What a pleasure it was to read this book—comprehensive, direct, accessible, and practical are only a few relevant adjectives applicable to this text. It even kept me awake on a Sydney to London flight! Beautifully presented with clear figures, singular in its lack of waffle, and very well referenced, this is the ultimate guide to so many aspects of what many consider to be the greatest race. In addition to the wealth of information contained in the chapters proper, I quite appreciated the inclusion of short sections of discussion between conference attendees and the experts which were included at the conclusion of some chapters.

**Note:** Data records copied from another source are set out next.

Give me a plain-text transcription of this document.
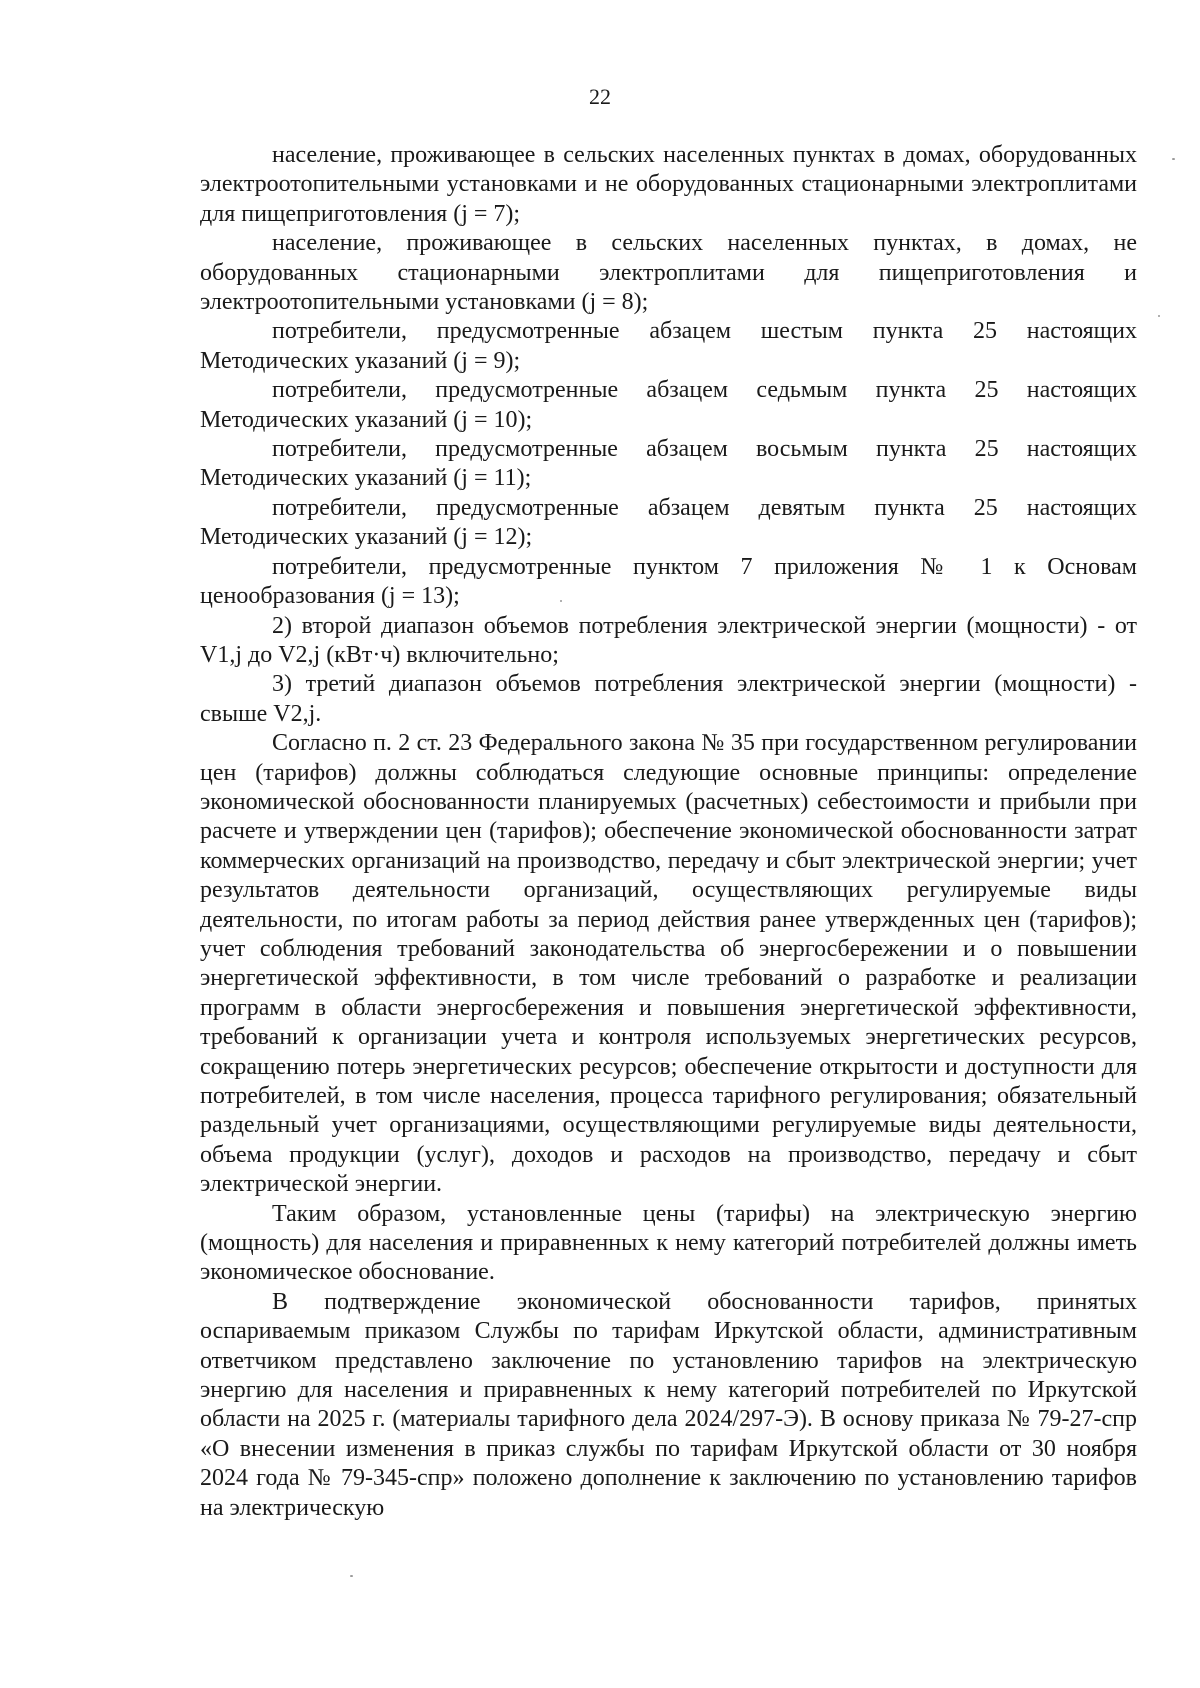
22

население, проживающее в сельских населенных пунктах в домах, оборудованных электроотопительными установками и не оборудованных стационарными электроплитами для пищеприготовления (j = 7);

население, проживающее в сельских населенных пунктах, в домах, не оборудованных стационарными электроплитами для пищеприготовления и электроотопительными установками (j = 8);

потребители, предусмотренные абзацем шестым пункта 25 настоящих Методических указаний (j = 9);

потребители, предусмотренные абзацем седьмым пункта 25 настоящих Методических указаний (j = 10);

потребители, предусмотренные абзацем восьмым пункта 25 настоящих Методических указаний (j = 11);

потребители, предусмотренные абзацем девятым пункта 25 настоящих Методических указаний (j = 12);

потребители, предусмотренные пунктом 7 приложения № 1 к Основам ценообразования (j = 13);

2) второй диапазон объемов потребления электрической энергии (мощности) - от V1,j до V2,j (кВт·ч) включительно;

3) третий диапазон объемов потребления электрической энергии (мощности) - свыше V2,j.

Согласно п. 2 ст. 23 Федерального закона № 35 при государственном регулировании цен (тарифов) должны соблюдаться следующие основные принципы: определение экономической обоснованности планируемых (расчетных) себестоимости и прибыли при расчете и утверждении цен (тарифов); обеспечение экономической обоснованности затрат коммерческих организаций на производство, передачу и сбыт электрической энергии; учет результатов деятельности организаций, осуществляющих регулируемые виды деятельности, по итогам работы за период действия ранее утвержденных цен (тарифов); учет соблюдения требований законодательства об энергосбережении и о повышении энергетической эффективности, в том числе требований о разработке и реализации программ в области энергосбережения и повышения энергетической эффективности, требований к организации учета и контроля используемых энергетических ресурсов, сокращению потерь энергетических ресурсов; обеспечение открытости и доступности для потребителей, в том числе населения, процесса тарифного регулирования; обязательный раздельный учет организациями, осуществляющими регулируемые виды деятельности, объема продукции (услуг), доходов и расходов на производство, передачу и сбыт электрической энергии.

Таким образом, установленные цены (тарифы) на электрическую энергию (мощность) для населения и приравненных к нему категорий потребителей должны иметь экономическое обоснование.

В подтверждение экономической обоснованности тарифов, принятых оспариваемым приказом Службы по тарифам Иркутской области, административным ответчиком представлено заключение по установлению тарифов на электрическую энергию для населения и приравненных к нему категорий потребителей по Иркутской области на 2025 г. (материалы тарифного дела 2024/297-Э). В основу приказа № 79-27-спр «О внесении изменения в приказ службы по тарифам Иркутской области от 30 ноября 2024 года № 79-345-спр» положено дополнение к заключению по установлению тарифов на электрическую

Having personally struggled through a number of these events, I especially looked for practical information. Will it kill me? Probably not. Will I live forever if I complete one? No. What should I drink and eat? What about altitude training? Why do I fatigue? The answers, or our best current knowledge, are all there.
This is an excellent book. I am half way through it on the second reading. I would buy it myself and recommend it to all of those who care for participants in, or who are interested in, endurance sport. It is suitable for sophisticated athletes and both students and practitioners of sports science and sports medicine.